4. Identifier la menace principale (OC.4)

L'organisation identifie sa menace principale (contrôle OC.4). Le guide des contrôles de base situe la cybercriminalité comme la menace la plus probable pour les PME canadiennes, et l'espionnage commercial comme un risque pour certains secteurs stratégiques.

Cependant, certaines PME opérant dans des secteurs stratégiques ou manipulant des données hautement sensibles peuvent être la cible d'espionnage commercial. Si l'analyse révèle que l'organisation fait face à une menace plus élevée que la simple cybercriminalité opportuniste, la baseline de base doit être complétée par des mesures de protection spécifiques.

5. Procédure de gap analysis

Une fois l'inventaire et les évaluations terminés, on procède à la comparaison entre l'état actuel et les 13 catégories de contrôles de la baseline. La structure de cette analyse est résumée dans le schéma suivant :

Points de vigilance

Un inventaire de première passe est forcément incomplet, surtout dans un contexte de croissance. Le Centre pour la cybersécurité permet d'exclure certains actifs du périmètre d'application des contrôles, mais impose deux conditions strictes : toute exclusion doit être documentée avec une justification claire du motif d'exclusion, et l'acceptation du risque doit être reconnue, pas seulement oubliée.

On doit aussi rester attentif aux exigences légales québécoises qui recoupent ces contrôles. Selon la FCEI, la Loi 25 impose des obligations spécifiques aux PME, notamment la désignation d'une personne responsable de la protection des renseignements personnels et la tenue d'un registre des incidents de confidentialité. Bien que l'inventaire TI (OC.2) et le registre des renseignements personnels soient des actifs documentaires distincts, ils doivent être cohérents. Par exemple, une évaluation des facteurs relatifs à la vie privée (ÉFVP) est exigée avant de communiquer des renseignements personnels hors du Québec, ce qui nécessite de savoir quel service infonuagique (SaaS) traite ces données. Un audit régulier des processus de collecte et de stockage est également requis par les experts juridiques (BCLP).

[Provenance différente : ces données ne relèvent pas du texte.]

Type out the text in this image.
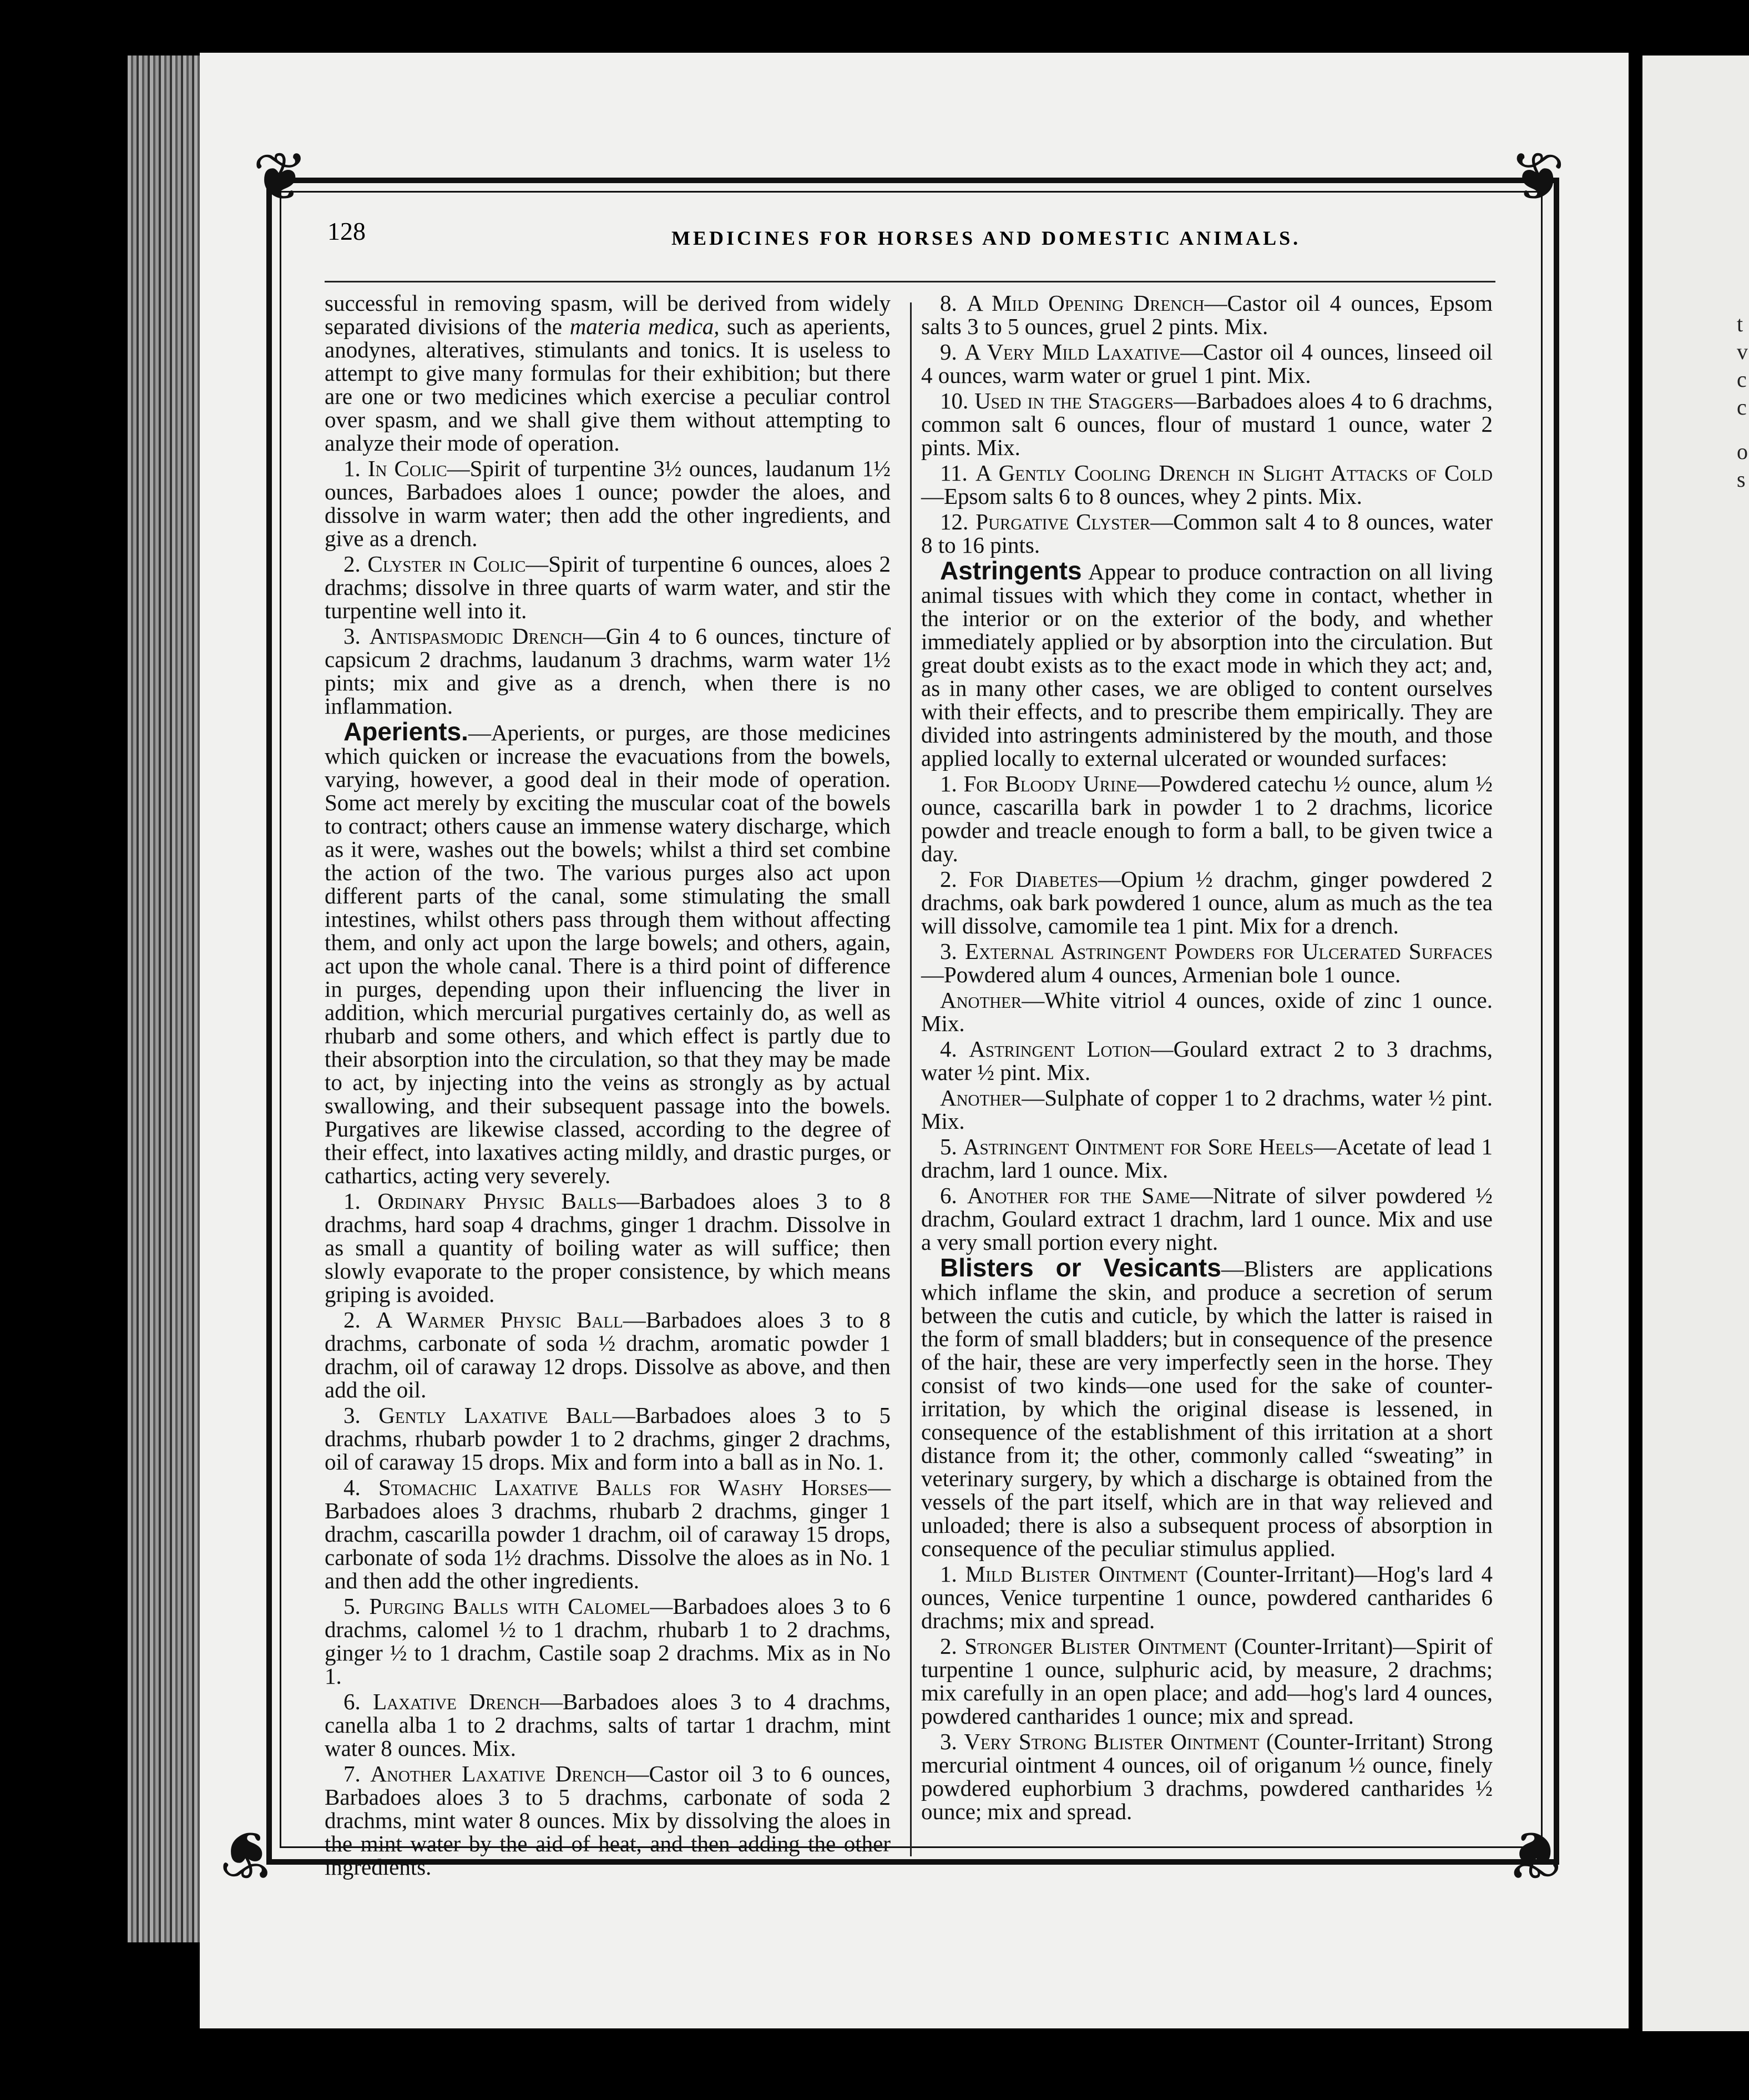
t
v
c
c
o
s
❦	❦
❦	❦
128	MEDICINES FOR HORSES AND DOMESTIC ANIMALS.

successful in removing spasm, will be derived from widely separated divisions of the materia medica, such as aperients, anodynes, alteratives, stimulants and tonics. It is useless to attempt to give many formulas for their exhibition; but there are one or two medicines which exercise a peculiar control over spasm, and we shall give them without attempting to analyze their mode of operation.

1. In Colic—Spirit of turpentine 3½ ounces, laudanum 1½ ounces, Barbadoes aloes 1 ounce; powder the aloes, and dissolve in warm water; then add the other ingredients, and give as a drench.

2. Clyster in Colic—Spirit of turpentine 6 ounces, aloes 2 drachms; dissolve in three quarts of warm water, and stir the turpentine well into it.

3. Antispasmodic Drench—Gin 4 to 6 ounces, tincture of capsicum 2 drachms, laudanum 3 drachms, warm water 1½ pints; mix and give as a drench, when there is no inflammation.

Aperients.—Aperients, or purges, are those medicines which quicken or increase the evacuations from the bowels, varying, however, a good deal in their mode of operation. Some act merely by exciting the muscular coat of the bowels to contract; others cause an immense watery discharge, which as it were, washes out the bowels; whilst a third set combine the action of the two. The various purges also act upon different parts of the canal, some stimulating the small intestines, whilst others pass through them without affecting them, and only act upon the large bowels; and others, again, act upon the whole canal. There is a third point of difference in purges, depending upon their influencing the liver in addition, which mercurial purgatives certainly do, as well as rhubarb and some others, and which effect is partly due to their absorption into the circulation, so that they may be made to act, by injecting into the veins as strongly as by actual swallowing, and their subsequent passage into the bowels. Purgatives are likewise classed, according to the degree of their effect, into laxatives acting mildly, and drastic purges, or cathartics, acting very severely.

1. Ordinary Physic Balls—Barbadoes aloes 3 to 8 drachms, hard soap 4 drachms, ginger 1 drachm. Dissolve in as small a quantity of boiling water as will suffice; then slowly evaporate to the proper consistence, by which means griping is avoided.

2. A Warmer Physic Ball—Barbadoes aloes 3 to 8 drachms, carbonate of soda ½ drachm, aromatic powder 1 drachm, oil of caraway 12 drops. Dissolve as above, and then add the oil.

3. Gently Laxative Ball—Barbadoes aloes 3 to 5 drachms, rhubarb powder 1 to 2 drachms, ginger 2 drachms, oil of caraway 15 drops. Mix and form into a ball as in No. 1.

4. Stomachic Laxative Balls for Washy Horses—Barbadoes aloes 3 drachms, rhubarb 2 drachms, ginger 1 drachm, cascarilla powder 1 drachm, oil of caraway 15 drops, carbonate of soda 1½ drachms. Dissolve the aloes as in No. 1 and then add the other ingredients.

5. Purging Balls with Calomel—Barbadoes aloes 3 to 6 drachms, calomel ½ to 1 drachm, rhubarb 1 to 2 drachms, ginger ½ to 1 drachm, Castile soap 2 drachms. Mix as in No 1.

6. Laxative Drench—Barbadoes aloes 3 to 4 drachms, canella alba 1 to 2 drachms, salts of tartar 1 drachm, mint water 8 ounces. Mix.

7. Another Laxative Drench—Castor oil 3 to 6 ounces, Barbadoes aloes 3 to 5 drachms, carbonate of soda 2 drachms, mint water 8 ounces. Mix by dissolving the aloes in the mint water by the aid of heat, and then adding the other ingredients.

8. A Mild Opening Drench—Castor oil 4 ounces, Epsom salts 3 to 5 ounces, gruel 2 pints. Mix.

9. A Very Mild Laxative—Castor oil 4 ounces, linseed oil 4 ounces, warm water or gruel 1 pint. Mix.

10. Used in the Staggers—Barbadoes aloes 4 to 6 drachms, common salt 6 ounces, flour of mustard 1 ounce, water 2 pints. Mix.

11. A Gently Cooling Drench in Slight Attacks of Cold—Epsom salts 6 to 8 ounces, whey 2 pints. Mix.

12. Purgative Clyster—Common salt 4 to 8 ounces, water 8 to 16 pints.

Astringents Appear to produce contraction on all living animal tissues with which they come in contact, whether in the interior or on the exterior of the body, and whether immediately applied or by absorption into the circulation. But great doubt exists as to the exact mode in which they act; and, as in many other cases, we are obliged to content ourselves with their effects, and to prescribe them empirically. They are divided into astringents administered by the mouth, and those applied locally to external ulcerated or wounded surfaces:

1. For Bloody Urine—Powdered catechu ½ ounce, alum ½ ounce, cascarilla bark in powder 1 to 2 drachms, licorice powder and treacle enough to form a ball, to be given twice a day.

2. For Diabetes—Opium ½ drachm, ginger powdered 2 drachms, oak bark powdered 1 ounce, alum as much as the tea will dissolve, camomile tea 1 pint. Mix for a drench.

3. External Astringent Powders for Ulcerated Surfaces—Powdered alum 4 ounces, Armenian bole 1 ounce.

Another—White vitriol 4 ounces, oxide of zinc 1 ounce. Mix.

4. Astringent Lotion—Goulard extract 2 to 3 drachms, water ½ pint. Mix.

Another—Sulphate of copper 1 to 2 drachms, water ½ pint. Mix.

5. Astringent Ointment for Sore Heels—Acetate of lead 1 drachm, lard 1 ounce. Mix.

6. Another for the Same—Nitrate of silver powdered ½ drachm, Goulard extract 1 drachm, lard 1 ounce. Mix and use a very small portion every night.

Blisters or Vesicants—Blisters are applications which inflame the skin, and produce a secretion of serum between the cutis and cuticle, by which the latter is raised in the form of small bladders; but in consequence of the presence of the hair, these are very imperfectly seen in the horse. They consist of two kinds—one used for the sake of counter-irritation, by which the original disease is lessened, in consequence of the establishment of this irritation at a short distance from it; the other, commonly called “sweating” in veterinary surgery, by which a discharge is obtained from the vessels of the part itself, which are in that way relieved and unloaded; there is also a subsequent process of absorption in consequence of the peculiar stimulus applied.

1. Mild Blister Ointment (Counter-Irritant)—Hog's lard 4 ounces, Venice turpentine 1 ounce, powdered cantharides 6 drachms; mix and spread.

2. Stronger Blister Ointment (Counter-Irritant)—Spirit of turpentine 1 ounce, sulphuric acid, by measure, 2 drachms; mix carefully in an open place; and add—hog's lard 4 ounces, powdered cantharides 1 ounce; mix and spread.

3. Very Strong Blister Ointment (Counter-Irritant) Strong mercurial ointment 4 ounces, oil of origanum ½ ounce, finely powdered euphorbium 3 drachms, powdered cantharides ½ ounce; mix and spread.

Enfin, notez que la baseline du CCCS partage le même titre que la norme nationale CAN/CIOSC 104:2021. Les textes publics consultés ne tranchent pas formellement s'il s'agit du même document sous deux noms, un site secondaire présente les deux cadres comme complémentaires. Le Conseil des normes générales du Canada (DGSI) a d'ailleurs lancé une maintenance périodique pour la norme CAN/DGSI 104 en 2025.

Aide-mémoire : synthèse opératoire

L'objectif final de cette séance de travail est de produire quatre livrables concrets qui serviront de fondation à la posture de sécurité de l'entreprise :

  • Liste d'actifs validée : incluant le matériel (ordinateurs, serveurs, mobiles), les logiciels et les comptes de services infonuagiques (SaaS).
  • Registre des exclusions : documentant les parties des systèmes hors périmètre avec une justification métier et une acceptation du risque par la direction.
  • Note de cadrage CID : une confirmation documentée que le niveau de préjudice potentiel pour les actifs critiques est majoritairement évalué comme "moyen" ou inférieur.
  • Tableau d'écarts : une identification claire des contrôles de la baseline non encore implantés, accompagnée d'un engagement à des améliorations progressives (OC.5.4).

La cybersécurité n'est pas une approche unique ou figée; elle doit être adaptée aux besoins réels et critiques de chaque organisation. Cet inventaire constitue le premier pas indispensable pour passer d'une gestion réactive à une stratégie de protection structurée et mesurable.